In his remarks to the press Friday, the President insisted that any debt limit extension be “through the next election, into 2013.” That’s a bit more than seventeen months. He has threatened to veto a shorter term increase.
How does that compare to historic practice? Using OMB data I looked at two timeframes, the last twenty years and the last thirty years. I drew an arbitrary distinction of one year as my dividing line between a short-term and long-term extension.
Over the last thirty
twenty years Congress and the President have acted 44 times to increase the debt limit.
Ten of those 44 times lasted more than a year. The other 34 were for less than a year.
(Update: Over the last twenty years, 8 of the 17 increases lasted more than a year.)
Over the past (roughly) 20 years, the U.S. government spent 18% of its time, or more than 3 and a half years, operating under a debt limit increase that lasted for less than a year.
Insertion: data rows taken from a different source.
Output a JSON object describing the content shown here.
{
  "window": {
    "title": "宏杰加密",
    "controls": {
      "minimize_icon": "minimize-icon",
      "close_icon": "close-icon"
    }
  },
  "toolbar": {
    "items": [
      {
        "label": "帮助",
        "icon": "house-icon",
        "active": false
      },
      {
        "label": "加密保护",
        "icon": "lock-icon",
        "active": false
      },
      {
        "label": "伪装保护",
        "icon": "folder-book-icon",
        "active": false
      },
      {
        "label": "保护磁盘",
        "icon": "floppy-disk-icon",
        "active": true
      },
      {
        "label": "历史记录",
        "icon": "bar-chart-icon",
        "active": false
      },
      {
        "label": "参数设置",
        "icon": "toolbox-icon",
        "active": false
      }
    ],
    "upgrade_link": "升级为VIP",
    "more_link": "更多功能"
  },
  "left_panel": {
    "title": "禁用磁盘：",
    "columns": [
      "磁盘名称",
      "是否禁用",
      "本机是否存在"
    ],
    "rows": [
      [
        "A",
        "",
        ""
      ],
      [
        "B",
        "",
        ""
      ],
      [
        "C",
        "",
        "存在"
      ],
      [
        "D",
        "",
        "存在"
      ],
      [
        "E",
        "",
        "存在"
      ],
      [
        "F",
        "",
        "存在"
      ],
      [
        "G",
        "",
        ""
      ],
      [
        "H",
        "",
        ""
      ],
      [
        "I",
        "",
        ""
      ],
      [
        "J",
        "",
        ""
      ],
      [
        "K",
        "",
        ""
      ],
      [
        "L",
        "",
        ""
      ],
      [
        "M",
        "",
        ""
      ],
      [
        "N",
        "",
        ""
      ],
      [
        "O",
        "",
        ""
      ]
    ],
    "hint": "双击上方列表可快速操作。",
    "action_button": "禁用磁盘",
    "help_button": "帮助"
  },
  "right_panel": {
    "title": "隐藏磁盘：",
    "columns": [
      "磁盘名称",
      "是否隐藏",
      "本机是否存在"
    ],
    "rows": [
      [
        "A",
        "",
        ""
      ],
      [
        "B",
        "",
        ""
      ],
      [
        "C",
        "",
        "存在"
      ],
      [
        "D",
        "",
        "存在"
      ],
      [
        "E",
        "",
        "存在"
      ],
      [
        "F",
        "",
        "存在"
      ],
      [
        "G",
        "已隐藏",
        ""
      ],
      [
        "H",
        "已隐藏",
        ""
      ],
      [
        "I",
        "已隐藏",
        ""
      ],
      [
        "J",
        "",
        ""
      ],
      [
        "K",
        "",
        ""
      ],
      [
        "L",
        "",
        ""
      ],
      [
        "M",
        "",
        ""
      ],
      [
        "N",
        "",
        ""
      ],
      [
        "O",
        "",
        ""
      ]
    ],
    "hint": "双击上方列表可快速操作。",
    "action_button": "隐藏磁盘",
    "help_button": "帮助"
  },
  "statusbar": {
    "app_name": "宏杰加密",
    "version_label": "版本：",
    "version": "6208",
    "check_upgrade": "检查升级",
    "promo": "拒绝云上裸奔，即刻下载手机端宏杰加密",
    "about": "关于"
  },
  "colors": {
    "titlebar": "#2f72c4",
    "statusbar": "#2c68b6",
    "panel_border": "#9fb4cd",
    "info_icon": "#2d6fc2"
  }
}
The average period between increases was 333 days (almost 11 months), and the median was 131 days (just over four months).
If we look at the last thirty years, our average moves toward smaller and more frequent debt limit actions by Congress. The U.S. government spent more than 10 of the past 30 years operating under debt limit increase statutes that lasted less than a year.
You could argue things are different now – it’s more difficult for Congress to act, and the spending and deficit problems we face combine with legislative uncertainty around the debt limit deadline to create undesirable financial market pressures.
A debt limit extension of three, six, or nine months would be routine based on historic practice.
If you’d like to examine the source data yourself, please see OMB’s historical table 7-3.